The Irish Mail on Sunday

Luas drivers vote to allow lower pay for new recruits

- By Gerald Flynn news@mailonsund­ay.ie

SIPTU members have agreed to lower starting pay for the 33 new Luas drivers who will be recruited by Transdev to operate trams on the extended network next year.

These so-called ‘yellow-pack’ starter rates were their main objection when the drivers voted by 98% to reject a pay proposal from the Workplace Relations Commission (WRC).

This weekend they voted by a two-to-one majority to have colleagues start on lower pay scales that, only last month, Siptu officials said were unfair and discrimina­tory.

In March, Luas drivers objected strongly to plans to employ 30 new entrants on rates reduced by 10%.

Transdev management argued that such a two-tier pay structure was permitted under a 2010 deal with Siptu.
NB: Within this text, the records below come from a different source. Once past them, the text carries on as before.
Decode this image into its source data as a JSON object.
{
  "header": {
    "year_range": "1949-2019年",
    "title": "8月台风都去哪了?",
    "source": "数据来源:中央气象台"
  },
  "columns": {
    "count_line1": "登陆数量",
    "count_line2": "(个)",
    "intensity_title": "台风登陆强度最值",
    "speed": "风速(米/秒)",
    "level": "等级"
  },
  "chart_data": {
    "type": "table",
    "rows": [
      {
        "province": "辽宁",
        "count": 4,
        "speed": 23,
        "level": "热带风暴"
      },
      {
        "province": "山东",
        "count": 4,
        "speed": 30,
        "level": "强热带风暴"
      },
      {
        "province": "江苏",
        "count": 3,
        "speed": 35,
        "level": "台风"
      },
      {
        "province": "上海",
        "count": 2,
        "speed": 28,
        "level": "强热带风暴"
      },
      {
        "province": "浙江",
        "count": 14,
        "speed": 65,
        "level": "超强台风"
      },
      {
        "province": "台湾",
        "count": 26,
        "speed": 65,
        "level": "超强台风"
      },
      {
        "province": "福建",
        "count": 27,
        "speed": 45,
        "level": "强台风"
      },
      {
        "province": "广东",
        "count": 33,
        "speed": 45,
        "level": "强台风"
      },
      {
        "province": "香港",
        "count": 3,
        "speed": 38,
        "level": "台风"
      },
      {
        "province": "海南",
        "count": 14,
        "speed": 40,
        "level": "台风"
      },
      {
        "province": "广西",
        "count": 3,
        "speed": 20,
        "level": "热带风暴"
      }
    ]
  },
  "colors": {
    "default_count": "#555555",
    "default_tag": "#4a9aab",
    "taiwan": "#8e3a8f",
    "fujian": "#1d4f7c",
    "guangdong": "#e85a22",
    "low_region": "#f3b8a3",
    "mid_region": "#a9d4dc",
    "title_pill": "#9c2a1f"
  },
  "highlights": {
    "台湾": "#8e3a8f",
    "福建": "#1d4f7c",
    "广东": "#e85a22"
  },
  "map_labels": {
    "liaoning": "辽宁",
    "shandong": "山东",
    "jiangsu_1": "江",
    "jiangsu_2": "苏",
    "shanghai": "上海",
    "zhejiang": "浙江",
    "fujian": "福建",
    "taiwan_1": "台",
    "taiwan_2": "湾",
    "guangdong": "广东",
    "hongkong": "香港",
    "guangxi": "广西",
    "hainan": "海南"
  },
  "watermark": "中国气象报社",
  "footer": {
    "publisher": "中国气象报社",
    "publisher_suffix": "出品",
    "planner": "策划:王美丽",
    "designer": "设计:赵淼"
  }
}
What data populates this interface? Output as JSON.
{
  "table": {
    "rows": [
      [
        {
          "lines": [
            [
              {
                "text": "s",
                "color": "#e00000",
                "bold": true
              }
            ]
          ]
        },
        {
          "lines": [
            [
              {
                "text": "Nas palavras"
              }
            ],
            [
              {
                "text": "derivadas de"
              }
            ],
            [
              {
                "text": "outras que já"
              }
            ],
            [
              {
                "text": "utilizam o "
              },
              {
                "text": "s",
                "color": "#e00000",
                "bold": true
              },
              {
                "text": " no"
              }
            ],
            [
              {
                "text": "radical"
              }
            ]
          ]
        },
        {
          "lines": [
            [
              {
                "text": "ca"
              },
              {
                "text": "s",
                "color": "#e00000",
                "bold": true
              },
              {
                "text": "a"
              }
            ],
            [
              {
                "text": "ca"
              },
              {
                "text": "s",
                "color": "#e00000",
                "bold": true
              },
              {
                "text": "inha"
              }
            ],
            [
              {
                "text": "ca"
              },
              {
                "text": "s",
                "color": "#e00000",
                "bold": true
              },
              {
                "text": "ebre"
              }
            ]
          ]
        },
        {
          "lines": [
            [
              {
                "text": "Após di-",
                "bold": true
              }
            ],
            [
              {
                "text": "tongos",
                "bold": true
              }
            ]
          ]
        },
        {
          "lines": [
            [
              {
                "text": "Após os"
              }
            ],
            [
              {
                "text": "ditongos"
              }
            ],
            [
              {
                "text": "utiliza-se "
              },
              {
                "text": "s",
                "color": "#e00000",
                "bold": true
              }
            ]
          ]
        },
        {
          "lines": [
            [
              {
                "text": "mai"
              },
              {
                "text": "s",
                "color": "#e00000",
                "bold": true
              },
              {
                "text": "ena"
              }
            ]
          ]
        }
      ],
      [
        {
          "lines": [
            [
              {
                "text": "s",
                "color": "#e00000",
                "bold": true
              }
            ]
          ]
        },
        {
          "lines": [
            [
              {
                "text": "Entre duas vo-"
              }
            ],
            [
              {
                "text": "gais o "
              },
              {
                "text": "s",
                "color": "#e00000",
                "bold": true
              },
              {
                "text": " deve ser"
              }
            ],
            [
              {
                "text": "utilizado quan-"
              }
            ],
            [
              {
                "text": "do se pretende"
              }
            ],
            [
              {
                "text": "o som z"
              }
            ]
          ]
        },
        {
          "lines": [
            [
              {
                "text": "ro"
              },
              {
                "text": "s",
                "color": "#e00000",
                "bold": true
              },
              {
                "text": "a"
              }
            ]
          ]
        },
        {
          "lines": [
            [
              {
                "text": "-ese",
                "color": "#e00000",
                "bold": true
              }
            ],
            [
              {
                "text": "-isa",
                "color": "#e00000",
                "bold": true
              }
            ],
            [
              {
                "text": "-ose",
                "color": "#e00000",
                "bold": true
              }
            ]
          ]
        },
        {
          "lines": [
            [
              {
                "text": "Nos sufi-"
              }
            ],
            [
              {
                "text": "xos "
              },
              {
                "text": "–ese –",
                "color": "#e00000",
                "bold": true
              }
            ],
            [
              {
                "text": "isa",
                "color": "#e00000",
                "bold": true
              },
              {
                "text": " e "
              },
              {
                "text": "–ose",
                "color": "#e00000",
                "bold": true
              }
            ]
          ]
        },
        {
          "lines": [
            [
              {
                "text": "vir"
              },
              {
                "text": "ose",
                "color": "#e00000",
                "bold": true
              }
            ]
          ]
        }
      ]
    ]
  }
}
It said newly recruited drivers would still earn €32,000 and this would be higher than any such driver in any light-rail system in Europe.

The Siptu members have not secured the increase in their annual bonus from 6.5% to 10%; company-paid private health insurance cover; and a doubling of the company pension contributi­ons, from 5% to 10% of earnings. Overall they have secured less than onequarter of what they were seeking at the beginning of the work stoppages.

Luas drivers have not been offered more than their nondriver colleagues who signed up to a 13.1% pay deal in April. The drivers have been offered a similar settlement at between 12.5% and 18.3% – over a 15-month longer period so they are no better off. Transdev stuck to its policy that the more disruption and longer the strikes, the less drivers would achieve in the end.

The sophistica­ted Labour Court recommenda­tion was designed to avoid a spate of knock-on strikes in Dublin Bus, Iarnród Éireann and Bus Éireann whose drivers claimed that the Luas employees were being offered a 25% pay rise. The reality is approximat­ely 3% a year – some way from the 13% a year rise originally sought when the stoppages started four months ago.

The lower ‘yellow pack’ pay for new entrants will be maintained despite drivers claiming they were fighting on behalf of further recruits.

The deal means that Luas drivers will start work at €32,000 rising after 10 years to €52,000. This is more than many college graduates would earn. This week Ryanair chief Michael O’Leary had said that anyone could learn to drive a Luas tram ‘in two-and-a-half nano-seconds’ and recommende­d that students be trained to take on the jobs during their summer holidays.

The pay proposal works out at an approximat­ely 3% rise this year and each year until 2019. A 2.5% rise at the start of 2020 and a further 2% in September 2020. The deal runs out in 2020. The five-year operating contract with the National Transport Authority expires in 2019. Work on the extended Luas Cross City project is due to be completed in late 2017.

Nine weeks ago, when all but two of the 172 drivers rejected a pay settlement People Before Profit and the Anti-Austerity Alliance said ‘the massive rejection by Luas drivers of the proposed settlement from the WRC [was] absolutely justified’.

The Labour Court recommenda­tion includes a provision for a review of the lower entry rates after 18 months.